Evaluation of epitope specificity in the immune response to PR8 H1N1 influenza virus infection in neonatal and adult African Green monkeys

Abstract

Abstract Generation of effective antibody responses following virus infection is challenging in neonates as a result of impairments in the innate and adaptive immune systems that characterize early life. This leaves them particularly susceptible to severe disease following virus infection, e.g. influenza A virus. A potential contributor to the efficacy of the immune response generated following infection is the epitope specificity of the elicited antibodies. Previous studies in adult mice have reported a defined and reproducible pattern of immunodominance among antibodies directed to the neutralizing epitopes on the head of the influenza hemagglutinin (HA) molecule.

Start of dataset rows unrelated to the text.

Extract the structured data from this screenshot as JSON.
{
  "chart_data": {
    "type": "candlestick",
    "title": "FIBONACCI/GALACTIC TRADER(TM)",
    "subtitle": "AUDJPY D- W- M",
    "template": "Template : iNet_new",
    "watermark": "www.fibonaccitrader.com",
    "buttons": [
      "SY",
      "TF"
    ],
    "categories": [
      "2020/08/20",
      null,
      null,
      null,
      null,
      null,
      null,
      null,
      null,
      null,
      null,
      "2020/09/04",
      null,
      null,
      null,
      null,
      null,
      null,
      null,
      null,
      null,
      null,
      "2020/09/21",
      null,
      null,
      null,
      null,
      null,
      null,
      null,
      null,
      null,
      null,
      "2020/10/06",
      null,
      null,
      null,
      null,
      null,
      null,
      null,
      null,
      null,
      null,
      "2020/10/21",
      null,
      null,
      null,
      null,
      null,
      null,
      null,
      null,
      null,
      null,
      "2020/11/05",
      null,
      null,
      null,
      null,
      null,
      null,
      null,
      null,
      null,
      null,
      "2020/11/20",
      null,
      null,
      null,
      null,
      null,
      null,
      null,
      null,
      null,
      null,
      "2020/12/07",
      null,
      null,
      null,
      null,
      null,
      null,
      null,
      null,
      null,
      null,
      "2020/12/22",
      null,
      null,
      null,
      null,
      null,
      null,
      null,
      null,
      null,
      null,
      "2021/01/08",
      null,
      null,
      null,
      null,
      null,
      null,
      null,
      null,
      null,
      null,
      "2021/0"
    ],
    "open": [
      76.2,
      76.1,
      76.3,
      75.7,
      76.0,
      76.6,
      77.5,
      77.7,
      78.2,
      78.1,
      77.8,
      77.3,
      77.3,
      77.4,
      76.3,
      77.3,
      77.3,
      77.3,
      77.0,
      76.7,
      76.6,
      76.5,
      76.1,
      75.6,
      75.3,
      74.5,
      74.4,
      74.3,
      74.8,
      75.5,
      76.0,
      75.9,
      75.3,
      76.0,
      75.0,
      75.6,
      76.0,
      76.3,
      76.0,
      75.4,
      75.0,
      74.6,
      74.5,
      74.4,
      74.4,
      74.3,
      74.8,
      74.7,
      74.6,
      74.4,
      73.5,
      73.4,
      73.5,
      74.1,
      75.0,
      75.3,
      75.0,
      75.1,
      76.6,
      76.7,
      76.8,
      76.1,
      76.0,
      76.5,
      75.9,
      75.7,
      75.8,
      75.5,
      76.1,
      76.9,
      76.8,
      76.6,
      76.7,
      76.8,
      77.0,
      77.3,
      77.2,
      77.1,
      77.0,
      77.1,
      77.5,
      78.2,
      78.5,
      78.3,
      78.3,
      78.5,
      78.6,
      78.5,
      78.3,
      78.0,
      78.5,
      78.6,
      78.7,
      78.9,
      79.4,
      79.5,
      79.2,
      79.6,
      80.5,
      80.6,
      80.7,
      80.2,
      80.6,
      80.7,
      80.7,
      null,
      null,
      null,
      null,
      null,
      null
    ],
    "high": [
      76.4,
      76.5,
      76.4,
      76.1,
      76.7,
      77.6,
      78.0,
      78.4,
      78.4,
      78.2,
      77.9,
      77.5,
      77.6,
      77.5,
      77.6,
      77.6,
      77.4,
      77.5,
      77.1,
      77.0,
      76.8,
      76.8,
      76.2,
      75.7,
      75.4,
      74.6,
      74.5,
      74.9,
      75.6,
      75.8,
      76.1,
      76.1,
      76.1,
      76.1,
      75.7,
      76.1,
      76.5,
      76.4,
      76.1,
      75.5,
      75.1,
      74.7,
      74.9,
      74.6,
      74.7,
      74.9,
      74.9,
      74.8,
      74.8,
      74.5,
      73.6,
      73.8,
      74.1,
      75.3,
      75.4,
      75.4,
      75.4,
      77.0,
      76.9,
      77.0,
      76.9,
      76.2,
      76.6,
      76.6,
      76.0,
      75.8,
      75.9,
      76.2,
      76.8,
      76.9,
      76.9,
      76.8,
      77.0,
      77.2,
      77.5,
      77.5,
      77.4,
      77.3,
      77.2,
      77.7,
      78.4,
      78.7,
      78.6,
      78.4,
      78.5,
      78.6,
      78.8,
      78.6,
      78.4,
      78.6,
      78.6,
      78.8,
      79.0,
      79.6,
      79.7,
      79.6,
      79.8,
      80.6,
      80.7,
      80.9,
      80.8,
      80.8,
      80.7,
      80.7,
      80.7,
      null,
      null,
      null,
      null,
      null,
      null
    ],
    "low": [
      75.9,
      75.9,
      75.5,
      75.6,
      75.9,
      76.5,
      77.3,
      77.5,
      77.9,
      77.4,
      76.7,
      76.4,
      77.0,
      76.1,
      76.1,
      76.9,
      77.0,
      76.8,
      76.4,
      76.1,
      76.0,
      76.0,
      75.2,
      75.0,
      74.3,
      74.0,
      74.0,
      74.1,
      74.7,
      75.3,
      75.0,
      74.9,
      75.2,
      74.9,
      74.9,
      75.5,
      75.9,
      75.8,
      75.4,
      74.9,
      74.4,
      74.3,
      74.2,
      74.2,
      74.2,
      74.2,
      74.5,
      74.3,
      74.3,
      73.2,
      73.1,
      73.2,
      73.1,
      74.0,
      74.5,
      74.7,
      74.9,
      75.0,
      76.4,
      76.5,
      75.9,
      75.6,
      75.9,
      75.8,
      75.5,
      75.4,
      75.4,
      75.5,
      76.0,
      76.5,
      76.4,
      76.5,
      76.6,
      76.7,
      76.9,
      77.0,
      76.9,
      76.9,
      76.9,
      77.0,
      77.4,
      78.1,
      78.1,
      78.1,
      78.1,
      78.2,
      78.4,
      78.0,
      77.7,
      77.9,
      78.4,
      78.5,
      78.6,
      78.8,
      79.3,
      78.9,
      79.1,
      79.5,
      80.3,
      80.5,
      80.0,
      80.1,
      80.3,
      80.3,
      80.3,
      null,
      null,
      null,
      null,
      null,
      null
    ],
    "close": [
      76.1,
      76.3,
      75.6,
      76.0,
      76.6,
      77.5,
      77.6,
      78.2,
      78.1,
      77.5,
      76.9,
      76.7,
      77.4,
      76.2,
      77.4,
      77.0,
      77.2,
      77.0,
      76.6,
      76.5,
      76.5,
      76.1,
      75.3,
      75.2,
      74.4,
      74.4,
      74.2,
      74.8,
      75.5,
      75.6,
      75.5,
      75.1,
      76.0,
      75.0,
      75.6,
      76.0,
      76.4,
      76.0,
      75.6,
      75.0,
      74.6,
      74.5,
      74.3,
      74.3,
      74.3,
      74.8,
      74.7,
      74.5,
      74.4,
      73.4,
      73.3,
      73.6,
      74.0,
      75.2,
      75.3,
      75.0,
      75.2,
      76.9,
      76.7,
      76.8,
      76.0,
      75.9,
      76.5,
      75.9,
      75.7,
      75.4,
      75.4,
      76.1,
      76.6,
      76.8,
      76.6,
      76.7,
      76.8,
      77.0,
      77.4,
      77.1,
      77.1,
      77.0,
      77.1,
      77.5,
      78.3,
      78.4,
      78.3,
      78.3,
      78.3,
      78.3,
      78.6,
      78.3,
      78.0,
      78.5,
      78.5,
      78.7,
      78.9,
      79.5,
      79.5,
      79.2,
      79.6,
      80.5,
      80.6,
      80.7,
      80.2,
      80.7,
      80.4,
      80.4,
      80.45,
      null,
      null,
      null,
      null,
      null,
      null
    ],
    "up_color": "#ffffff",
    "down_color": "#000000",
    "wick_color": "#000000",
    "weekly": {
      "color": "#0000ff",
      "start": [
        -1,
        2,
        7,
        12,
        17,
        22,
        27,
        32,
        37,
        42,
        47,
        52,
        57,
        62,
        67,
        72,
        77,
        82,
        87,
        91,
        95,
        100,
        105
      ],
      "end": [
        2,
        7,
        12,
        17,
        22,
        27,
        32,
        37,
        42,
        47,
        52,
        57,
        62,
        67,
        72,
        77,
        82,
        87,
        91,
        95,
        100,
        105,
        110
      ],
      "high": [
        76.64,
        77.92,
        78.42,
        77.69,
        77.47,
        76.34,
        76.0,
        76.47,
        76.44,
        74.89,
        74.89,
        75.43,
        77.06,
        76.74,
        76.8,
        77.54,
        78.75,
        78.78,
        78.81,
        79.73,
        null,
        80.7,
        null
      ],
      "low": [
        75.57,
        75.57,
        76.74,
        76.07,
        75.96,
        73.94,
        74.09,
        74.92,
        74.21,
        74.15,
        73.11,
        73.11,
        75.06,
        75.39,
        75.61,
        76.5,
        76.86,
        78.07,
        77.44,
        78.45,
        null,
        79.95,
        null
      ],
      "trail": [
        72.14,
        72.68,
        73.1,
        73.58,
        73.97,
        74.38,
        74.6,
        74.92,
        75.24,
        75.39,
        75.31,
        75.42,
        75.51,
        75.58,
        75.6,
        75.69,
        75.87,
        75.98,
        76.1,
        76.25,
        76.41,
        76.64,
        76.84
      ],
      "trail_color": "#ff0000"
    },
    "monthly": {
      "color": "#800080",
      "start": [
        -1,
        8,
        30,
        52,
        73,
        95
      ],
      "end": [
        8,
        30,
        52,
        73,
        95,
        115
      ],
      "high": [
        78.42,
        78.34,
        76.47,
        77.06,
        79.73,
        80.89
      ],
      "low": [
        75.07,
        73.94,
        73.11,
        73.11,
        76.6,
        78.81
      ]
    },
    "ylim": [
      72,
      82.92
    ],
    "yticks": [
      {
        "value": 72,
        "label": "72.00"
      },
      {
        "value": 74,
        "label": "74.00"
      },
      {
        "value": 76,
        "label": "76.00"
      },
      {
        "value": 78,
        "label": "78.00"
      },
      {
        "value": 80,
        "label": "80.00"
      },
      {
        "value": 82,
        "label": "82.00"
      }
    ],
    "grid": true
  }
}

The impact of age on the immunodominance pattern of HA-specific antibodies has not been explored. To address this, epitope recognition was quantified in plasma collected from newborn and adult African Green monkeys on d14 following PR8 influenza virus infection. For these analyses we used HA molecules engineered to singly express each of the neutralizing epitopes identified on the HA head. In addition, we used a construct that restricts recognition to the stem region of PR8 HA. Our analyses revealed a similar pattern of recognition by HA-specific IgG between infants and adults in the 14 day period following infection. In contrast, the HA-specific IgM pools exhibited distinct binding patterns in these two groups. The most striking of these differences was in the production of antibodies capable of recognizing the stem portion of HA. These data suggest antibody immunodominance patterns may be modulated with age and sheds new light on the regulation of potentially broadly protective stem responses to influenza virus.